The cafe occupies a prominent corner, standing out with its old-fashioned tin roof and white horses emblazoned across several signs. Joyous groups crowd the tables under an ornate false ceiling, which contrasts with the tables and floors of unpolished rough wood. Dylan Thomas memorabilia is strewn all around in the form of brass plaques, quotations, sketches. A spectral legend seems to drift in and out of conversations and then proceeds to stand at the bar, resting its chin on one elbow: did Dylan Thomas really come here, drink 18 straight whiskies and simply die, it seems to mockingly ask the crowd.
I confront the waitress with the plummy London accent with the question. With practiced ease she sits down across the table and relates in a tone that is honest and straightforward: “You will find as many stories as narrators,” she says. “Some say 18 whiskies others say 12, but I think it was 12.” I dig for more details. What was the whisky he drank? “Jamesons,” she replies promptly. That’s a detail that I have never come across in various versions of the tale.
It was 1953 and Dylan Thomas was on his fourth tour of America under the guidance of his agent John Brinnin. He was at the height of his powers as well as his popularity, conducting well-attended readings and selling as much if not more than T.S. Elliot. He was also holding rehearsals for his play Under Milk Wood, which would later star Richard Burton and be highly acclaimed. But he was also seriously ill, with the New York smog exacerbating his chest condition; his excessive drinking and smoking hardly helped matters. One night he inexplicably left his American mistress Liz Reteill in the Chelsea at two in the morning and walked out towards The White Horse. Over two hours there he downed several large whiskies, and we will let the historians continue to quibble whether it was 18 or 12. Suffice it to say that the number was large and beyond a point it really doesn’t matter. He then returned to the hotel where he is said to have boasted to Liz “I’ve had 18 straight whiskies. I think that’s the record.”

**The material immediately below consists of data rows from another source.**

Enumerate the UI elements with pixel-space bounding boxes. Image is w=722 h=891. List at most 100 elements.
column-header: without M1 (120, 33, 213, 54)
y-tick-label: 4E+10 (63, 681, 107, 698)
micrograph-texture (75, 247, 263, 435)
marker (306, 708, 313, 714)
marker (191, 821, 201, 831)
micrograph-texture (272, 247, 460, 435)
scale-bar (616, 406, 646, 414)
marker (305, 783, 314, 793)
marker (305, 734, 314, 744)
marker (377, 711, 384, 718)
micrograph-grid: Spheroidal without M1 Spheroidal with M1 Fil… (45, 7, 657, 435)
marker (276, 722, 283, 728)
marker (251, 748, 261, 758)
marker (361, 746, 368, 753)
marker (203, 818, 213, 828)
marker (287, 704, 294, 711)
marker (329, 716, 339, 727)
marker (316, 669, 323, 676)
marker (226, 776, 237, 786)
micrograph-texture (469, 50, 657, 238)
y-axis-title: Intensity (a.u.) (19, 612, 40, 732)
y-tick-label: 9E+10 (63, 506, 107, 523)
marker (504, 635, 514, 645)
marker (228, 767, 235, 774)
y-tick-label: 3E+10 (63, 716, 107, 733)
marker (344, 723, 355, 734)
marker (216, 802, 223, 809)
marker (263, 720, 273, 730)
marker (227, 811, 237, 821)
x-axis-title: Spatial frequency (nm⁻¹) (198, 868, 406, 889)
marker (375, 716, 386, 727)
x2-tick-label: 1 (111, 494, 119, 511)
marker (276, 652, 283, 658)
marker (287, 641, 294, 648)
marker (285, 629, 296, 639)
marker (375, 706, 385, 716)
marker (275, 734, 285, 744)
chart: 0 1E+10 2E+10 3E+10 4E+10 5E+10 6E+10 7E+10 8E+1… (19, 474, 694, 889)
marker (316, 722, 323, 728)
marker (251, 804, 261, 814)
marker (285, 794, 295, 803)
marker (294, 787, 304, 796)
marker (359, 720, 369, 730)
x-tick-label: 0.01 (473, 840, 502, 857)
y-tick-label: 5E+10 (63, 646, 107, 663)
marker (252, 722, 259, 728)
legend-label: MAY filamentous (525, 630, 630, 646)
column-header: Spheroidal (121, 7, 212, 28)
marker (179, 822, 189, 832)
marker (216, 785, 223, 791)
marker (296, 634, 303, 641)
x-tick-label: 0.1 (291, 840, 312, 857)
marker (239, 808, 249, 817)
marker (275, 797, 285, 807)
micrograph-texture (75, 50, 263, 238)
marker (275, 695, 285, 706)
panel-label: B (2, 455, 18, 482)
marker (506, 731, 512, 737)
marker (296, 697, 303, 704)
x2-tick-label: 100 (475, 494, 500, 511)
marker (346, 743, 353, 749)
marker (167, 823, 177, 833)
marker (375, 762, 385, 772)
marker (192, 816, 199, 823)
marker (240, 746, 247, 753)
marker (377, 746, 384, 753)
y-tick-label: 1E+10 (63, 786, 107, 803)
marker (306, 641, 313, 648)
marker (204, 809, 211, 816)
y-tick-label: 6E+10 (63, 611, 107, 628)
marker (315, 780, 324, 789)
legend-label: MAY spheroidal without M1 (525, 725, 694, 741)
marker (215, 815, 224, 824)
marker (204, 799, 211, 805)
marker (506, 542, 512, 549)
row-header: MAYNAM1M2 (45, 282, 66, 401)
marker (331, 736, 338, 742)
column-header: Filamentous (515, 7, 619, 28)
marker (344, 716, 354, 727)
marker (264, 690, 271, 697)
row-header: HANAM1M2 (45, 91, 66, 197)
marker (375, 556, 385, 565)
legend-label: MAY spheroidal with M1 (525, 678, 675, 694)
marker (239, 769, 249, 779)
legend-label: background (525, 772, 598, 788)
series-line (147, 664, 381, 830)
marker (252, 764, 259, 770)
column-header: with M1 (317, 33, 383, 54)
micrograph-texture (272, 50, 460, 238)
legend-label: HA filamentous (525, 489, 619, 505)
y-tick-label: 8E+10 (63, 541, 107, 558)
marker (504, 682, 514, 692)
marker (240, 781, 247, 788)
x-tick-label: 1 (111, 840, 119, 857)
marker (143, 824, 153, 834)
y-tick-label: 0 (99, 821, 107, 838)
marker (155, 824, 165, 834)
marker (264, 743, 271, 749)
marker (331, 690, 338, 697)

The next afternoon he and Liz returned to the tavern where he ordered the hair of the dog to help him tide over his inevitable hangover. It was only when he returned to the hotel that he took to the bed. His condition worsened and by the time he was moved to St. Vincent’s hospital he was comatose. His wife, Caitlin, arrived a couple of days later; understandably, her first question to his agent was: “Well is the bloody man dead yet?”
A few days later he was indeed dead, probably not from the impact of the Jamesons alone but also his underlying condition; pneumonia, pressure on the brain and a fatty liver was the official diagnosis, but medical negligence was also rumoured. It was the whisky story, however, that stuck, in keeping as it was with Thomas’s image of a ‘doomed poet’.
He was only 39 and he certainly went on his way with a flourish, following his own advice that he had fashioned for his dying father in his best known lines: Do not go gentle into that good night,/Old age should burn and rave at close of day;/Rage, rage against the dying of the light.